Arthur não será Julinho. Nem Edmundo foi. Mas ele vinha fazendo uma partida cortando por dentro a partir da direita como se tivesse nascido no clube. Como se fosse um ponta dos ótimos tempos. Como se honrando sem saber o Julinho que o amigo Ricardo Bacconi também homenageou com uma bela bandeira pelo aniversário de 89 anos na arquibancada do Gol Sul. O antigo gol das piscinas. No velho Palestra onde Julinho se despediu da carreira jogando uma chuteira para a galera e a outra nas mãos, descalço que foi na humildade dele e Djalma Santos.

Ótimos tempos não só de craques. Mas de gente que pisa na grama sagrada como se pede e se pode.

Arthur teve a atuação que se pede. Aquela que começou a ser aplaudida aos 13, quando recuperou uma bola que sairia pela lateral na vontade. Aquela que sempre se pede e muitas vezes se perde. Não exijo que se tenha o talento de Julinho. Mas a mesma vontade e humildade que ele sempre mostrou de verde, de 1958 a 1967.

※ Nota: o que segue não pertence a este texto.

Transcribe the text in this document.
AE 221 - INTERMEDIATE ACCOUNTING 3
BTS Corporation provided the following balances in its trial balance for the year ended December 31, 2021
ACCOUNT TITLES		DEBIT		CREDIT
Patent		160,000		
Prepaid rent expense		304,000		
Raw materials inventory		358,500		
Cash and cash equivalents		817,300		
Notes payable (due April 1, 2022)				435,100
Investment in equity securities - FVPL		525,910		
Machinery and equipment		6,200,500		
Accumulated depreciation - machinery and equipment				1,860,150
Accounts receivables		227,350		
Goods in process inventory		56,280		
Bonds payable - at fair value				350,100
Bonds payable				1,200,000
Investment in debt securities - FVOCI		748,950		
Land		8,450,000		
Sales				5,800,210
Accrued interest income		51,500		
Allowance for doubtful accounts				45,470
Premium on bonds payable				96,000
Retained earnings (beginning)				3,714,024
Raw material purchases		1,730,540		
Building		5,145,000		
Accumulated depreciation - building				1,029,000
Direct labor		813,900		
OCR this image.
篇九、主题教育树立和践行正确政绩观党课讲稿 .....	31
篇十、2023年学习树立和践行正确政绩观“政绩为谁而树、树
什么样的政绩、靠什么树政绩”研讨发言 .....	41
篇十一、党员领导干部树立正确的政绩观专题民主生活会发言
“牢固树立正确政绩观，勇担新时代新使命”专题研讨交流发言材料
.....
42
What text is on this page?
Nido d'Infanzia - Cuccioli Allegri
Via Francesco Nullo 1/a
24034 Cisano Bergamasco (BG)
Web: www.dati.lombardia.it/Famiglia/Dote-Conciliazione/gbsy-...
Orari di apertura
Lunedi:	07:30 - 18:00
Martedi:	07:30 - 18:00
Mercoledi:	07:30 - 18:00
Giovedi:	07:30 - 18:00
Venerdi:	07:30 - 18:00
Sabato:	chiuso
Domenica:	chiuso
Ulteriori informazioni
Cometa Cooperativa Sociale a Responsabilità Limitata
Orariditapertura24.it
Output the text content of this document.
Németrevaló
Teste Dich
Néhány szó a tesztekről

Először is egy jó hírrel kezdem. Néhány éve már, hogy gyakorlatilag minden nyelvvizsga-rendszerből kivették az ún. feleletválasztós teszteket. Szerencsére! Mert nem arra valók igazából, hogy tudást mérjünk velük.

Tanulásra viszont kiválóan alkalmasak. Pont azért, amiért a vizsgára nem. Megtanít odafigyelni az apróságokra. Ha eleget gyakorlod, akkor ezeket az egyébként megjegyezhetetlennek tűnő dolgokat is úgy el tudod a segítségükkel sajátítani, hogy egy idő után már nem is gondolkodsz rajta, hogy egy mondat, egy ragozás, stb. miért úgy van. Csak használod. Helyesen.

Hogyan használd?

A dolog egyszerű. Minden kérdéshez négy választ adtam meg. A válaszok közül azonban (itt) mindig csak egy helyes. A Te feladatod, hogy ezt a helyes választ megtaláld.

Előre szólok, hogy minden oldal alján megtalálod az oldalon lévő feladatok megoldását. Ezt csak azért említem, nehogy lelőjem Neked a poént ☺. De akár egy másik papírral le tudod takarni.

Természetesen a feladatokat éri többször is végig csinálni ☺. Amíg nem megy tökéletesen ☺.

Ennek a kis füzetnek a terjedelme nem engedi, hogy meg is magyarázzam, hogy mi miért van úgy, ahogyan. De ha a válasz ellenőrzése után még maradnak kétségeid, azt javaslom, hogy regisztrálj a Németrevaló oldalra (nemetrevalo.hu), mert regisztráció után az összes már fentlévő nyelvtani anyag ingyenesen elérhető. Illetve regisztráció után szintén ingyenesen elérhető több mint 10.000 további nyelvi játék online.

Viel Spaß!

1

1º TEMPO – Mesmo criando pouco, o Palmeiras foi bem. Fez bons lances. E faz demais com Bruno Henrique, abrindo o placar aos 16, na primeira chegada bem trabalhada por Willian. Fez 2 a o aos 40, depois de outro bom lance de Arthur.

2º TEMPO  – De novo o Palmeiras deu a impressão de que faria os gols a hora que quisesse. Não é e não pode ser assim. Mas as poucas bolas do modesto Paraná não entraram. Fora a falta de Silvinho que explodiu no travessão, aos 11, só mesmo golaço de Lucas Lima.

CHANCES DE GOL –  PALMEIRAS 4 x 2. primeiro tempo;  PALMEIRAS 3 x 2 segundo tempo. TOTAL: PALMEIRAS 7 x 4.

O LANCE – 32min segundo tempo. Lucas Lima pega um sem-pulo de fora da área e marca o golaço que ele sabe e que pode fazer mais se também pisar mais na área rival. Num lance criado depois de um bote dele na saída de bola paranista. É essa intensidade que se quer ver dele e Dudu.

O CARA – Bruno Henrique. Que volante na história do clube e mesmo de outros fez quatro gols seguidos pelo time?

TÁTICA – Palmeiras no 4-2-3-1 mas mais solto do que vinha atuando. Dudu com liberdade para sair da esquerda, Arthur voando a partir da direita, Moisés bem dando suporte e chegando perto de Scarpa, Willian sempre importante por dentro e ajudando no combate. Paraná no 4-1-4-1, mas deixando muito isolado o bom Carlos.

NOTAS DO JOGO –  PALMEIRAS 7 X 4 PARANÁ  –  JOGO NOTA 7

O CHUTE INICIAL – PALMEIRAS 2 X 0 (palpite do bolão)

NO FRIGIR DAS BOLAS  – Wesley é muito bom treinador e conseguiu dar mais liberdade ao time. O Palmeiras ainda tem muito a fazer e não tem o que dizer do que será Felipão. Só não pode decretar que não dará certo. É Felipão, é Palmeiras. O Paraná está certinho taticamente, mas tem dificuldade técnica.